Elle a essayé de convaincre des camarades de se joindre à elle. Mais personne n’était intéressé. Alors elle est allée se planter seule devant le Parlement, en août dernier, assise sur une natte de camping. Avec une pancarte où était inscrit : grève scolaire pour le climat.

Des hurluberlus qui se plantent avec une pancarte devant un Parlement, il y en a dans tous les pays du monde. Allez savoir pourquoi, cette jeune fille autiste, qui ne parle pas pour ne rien dire, mais qui passe aux actes sans attendre personne, a réussi là où tant d’autres ont échoué.

Par la force de l’exemple, elle a lancé un mouvement étudiant mondial en faveur du climat. Ainsi sont nées les grèves étudiantes du vendredi. Une tradition qui est en train de s’incruster à Stockholm, et dans plusieurs pays du monde.

Un mouvement qui a gagné le Canada et la grande région d’Ottawa-Gatineau vendredi. Des centaines d’étudiants ont convergé vers la colline parlementaire. Je les ai entendus clamer le même message que Greta a lancé devant le Parlement suédois : « Vous êtes en train de me voler mon avenir ».

D’ailleurs, j’ai souri en les entendant crier qu’ils voulaient donner un avenir à leurs enfants. Je me suis tourné vers l’un des manifestants. Il s’appelle Loïc Carpentier, un jeune cégépien de l’Ange-Gardien. « Dis donc, Loïc, ça fait drôle de vous entendre dire que vous voulez donner un avenir à vos enfants. C’est vous, les enfants ! Tu pourrais être mon fils ! » Il a ri à son tour. « Oui, ce slogan-là vient d’une discussion qu’on a eue entre nous. Des gens disaient qu’ils refuseraient de donner naissance à des enfants dans un monde devenu invivable en raison des changements climatiques. »

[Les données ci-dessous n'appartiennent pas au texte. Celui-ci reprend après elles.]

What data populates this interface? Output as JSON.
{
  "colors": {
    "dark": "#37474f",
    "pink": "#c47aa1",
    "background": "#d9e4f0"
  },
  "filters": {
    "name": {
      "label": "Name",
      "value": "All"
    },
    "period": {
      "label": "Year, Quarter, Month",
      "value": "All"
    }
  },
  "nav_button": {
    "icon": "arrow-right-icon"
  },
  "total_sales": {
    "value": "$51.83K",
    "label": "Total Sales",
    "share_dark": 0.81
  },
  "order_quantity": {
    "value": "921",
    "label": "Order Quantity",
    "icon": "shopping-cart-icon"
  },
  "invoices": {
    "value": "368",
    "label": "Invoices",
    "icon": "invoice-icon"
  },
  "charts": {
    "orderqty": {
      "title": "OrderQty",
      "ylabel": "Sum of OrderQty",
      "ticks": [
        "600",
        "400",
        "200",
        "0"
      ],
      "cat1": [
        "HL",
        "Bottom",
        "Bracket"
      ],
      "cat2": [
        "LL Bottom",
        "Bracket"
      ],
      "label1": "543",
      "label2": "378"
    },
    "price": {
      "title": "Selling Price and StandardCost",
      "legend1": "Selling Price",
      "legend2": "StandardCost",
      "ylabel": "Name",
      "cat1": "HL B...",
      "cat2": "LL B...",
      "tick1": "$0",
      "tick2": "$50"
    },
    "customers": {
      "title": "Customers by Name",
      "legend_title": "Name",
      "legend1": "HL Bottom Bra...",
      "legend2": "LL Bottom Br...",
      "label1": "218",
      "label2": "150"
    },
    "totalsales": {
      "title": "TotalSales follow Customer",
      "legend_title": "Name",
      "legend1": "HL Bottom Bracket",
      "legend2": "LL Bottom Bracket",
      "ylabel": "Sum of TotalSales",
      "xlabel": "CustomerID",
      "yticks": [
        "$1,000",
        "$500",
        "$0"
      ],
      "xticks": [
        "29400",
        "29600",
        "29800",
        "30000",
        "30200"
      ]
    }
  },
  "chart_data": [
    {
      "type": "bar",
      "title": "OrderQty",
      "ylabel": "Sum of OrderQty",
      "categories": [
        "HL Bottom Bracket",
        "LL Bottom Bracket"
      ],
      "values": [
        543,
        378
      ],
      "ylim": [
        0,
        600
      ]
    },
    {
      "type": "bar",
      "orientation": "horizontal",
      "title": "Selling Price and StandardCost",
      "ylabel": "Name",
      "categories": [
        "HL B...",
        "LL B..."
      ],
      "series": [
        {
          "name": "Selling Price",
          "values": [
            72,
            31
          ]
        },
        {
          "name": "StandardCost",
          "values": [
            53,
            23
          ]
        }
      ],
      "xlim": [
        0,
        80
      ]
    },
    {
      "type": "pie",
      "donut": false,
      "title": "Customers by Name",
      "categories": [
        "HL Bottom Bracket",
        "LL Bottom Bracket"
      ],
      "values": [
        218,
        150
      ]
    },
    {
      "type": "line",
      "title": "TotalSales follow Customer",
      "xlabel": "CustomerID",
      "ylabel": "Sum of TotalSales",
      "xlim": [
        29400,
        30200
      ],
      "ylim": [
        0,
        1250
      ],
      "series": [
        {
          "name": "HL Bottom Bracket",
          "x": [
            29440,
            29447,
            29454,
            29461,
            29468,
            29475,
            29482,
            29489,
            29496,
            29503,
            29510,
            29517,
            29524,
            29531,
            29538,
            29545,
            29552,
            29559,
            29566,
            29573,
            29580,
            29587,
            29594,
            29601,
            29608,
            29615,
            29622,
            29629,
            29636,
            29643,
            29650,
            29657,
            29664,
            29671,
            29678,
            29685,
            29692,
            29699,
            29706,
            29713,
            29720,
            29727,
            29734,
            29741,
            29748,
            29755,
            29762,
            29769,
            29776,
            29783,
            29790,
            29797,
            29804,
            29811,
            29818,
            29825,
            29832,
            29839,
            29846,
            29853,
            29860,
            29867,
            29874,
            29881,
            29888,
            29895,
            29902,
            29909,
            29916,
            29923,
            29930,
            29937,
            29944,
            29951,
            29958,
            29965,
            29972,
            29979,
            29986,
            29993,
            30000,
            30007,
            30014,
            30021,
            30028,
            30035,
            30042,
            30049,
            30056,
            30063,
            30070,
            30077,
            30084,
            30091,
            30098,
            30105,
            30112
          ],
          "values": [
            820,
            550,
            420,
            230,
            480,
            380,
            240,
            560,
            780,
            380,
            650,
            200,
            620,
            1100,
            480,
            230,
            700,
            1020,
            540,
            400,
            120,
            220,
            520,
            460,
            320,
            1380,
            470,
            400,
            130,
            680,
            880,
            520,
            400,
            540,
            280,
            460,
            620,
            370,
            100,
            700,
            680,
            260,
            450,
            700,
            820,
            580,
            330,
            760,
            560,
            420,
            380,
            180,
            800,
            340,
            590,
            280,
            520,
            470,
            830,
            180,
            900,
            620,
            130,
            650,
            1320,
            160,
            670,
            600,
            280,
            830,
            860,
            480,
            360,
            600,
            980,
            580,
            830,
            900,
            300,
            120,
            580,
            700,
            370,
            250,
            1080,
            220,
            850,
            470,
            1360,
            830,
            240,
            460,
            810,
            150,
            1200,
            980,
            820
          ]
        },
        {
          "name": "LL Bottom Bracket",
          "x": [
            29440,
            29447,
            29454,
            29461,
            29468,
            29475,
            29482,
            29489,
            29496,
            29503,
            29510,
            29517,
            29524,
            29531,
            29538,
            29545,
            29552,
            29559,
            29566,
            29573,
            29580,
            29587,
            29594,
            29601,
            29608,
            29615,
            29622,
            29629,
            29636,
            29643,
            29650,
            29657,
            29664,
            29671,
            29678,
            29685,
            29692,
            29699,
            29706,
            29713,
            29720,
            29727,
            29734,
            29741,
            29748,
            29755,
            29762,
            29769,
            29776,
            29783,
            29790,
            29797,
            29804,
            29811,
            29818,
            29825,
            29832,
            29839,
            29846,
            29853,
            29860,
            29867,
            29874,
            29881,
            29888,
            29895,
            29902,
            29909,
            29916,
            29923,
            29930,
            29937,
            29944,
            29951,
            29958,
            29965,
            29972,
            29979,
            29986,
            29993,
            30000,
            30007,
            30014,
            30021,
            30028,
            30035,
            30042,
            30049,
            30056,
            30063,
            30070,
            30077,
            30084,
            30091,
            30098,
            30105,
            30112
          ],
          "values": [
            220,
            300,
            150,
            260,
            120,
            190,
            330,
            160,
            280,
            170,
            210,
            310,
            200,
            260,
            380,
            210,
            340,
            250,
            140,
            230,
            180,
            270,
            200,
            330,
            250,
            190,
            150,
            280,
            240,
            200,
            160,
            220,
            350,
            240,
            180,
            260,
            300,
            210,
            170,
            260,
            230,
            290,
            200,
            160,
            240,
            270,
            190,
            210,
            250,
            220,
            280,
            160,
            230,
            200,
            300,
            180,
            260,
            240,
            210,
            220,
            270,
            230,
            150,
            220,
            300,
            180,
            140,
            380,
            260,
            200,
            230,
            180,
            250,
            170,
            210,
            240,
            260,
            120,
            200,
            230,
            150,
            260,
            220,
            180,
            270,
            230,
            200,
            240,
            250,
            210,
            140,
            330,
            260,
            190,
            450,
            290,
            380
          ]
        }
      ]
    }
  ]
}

J’avoue que ça m’a ému de les voir manifester avec un tel enthousiasme. Oui, ils s’expriment au nom des jeunes. Oui, tout comme Greta, ils s’adressent aux générations qui les ont précédés. Mais je n’ai pas senti qu’ils voulaient nous faire la morale. Au contraire, ceux à qui j’ai parlé savent très bien qu’ils ne sont pas des écolos irréprochables. Eux aussi circulent en voiture solo, produisent trop de déchets, consomment trop d’énergie. Eux aussi sont victimes d’un mode de vie propre à une société de consommation. Ils font leur possible, ils tentent de recycler plus, ils consomment moins de viandes, ils tentent de réduire les emballages…

Pour l’instant, leur message est beaucoup plus conciliant que celui de Greta Thunberg. En janvier dernier, elle a lancé aux hommes d’affaires et personnalités politiques réunis à Davos : « Les adultes ne cessent de nous dire qu’ils veulent donner de l’espoir aux jeunes. Je n’en veux pas de votre espoir. Je ne veux pas que vous espériez. Je veux que vous paniquiez ! »

Paniquer ? En matière d’environnement, on sait tous que le train fonce dans le mur. Et on reste assis à boire notre café. Peut-être que les adultes devraient se joindre à la prochaine grève du vendredi ? Les jeunes disent que le feu est pris en matière de climat. Après tout, ce sont les plus vieux qui ont mis le feu à la baraque.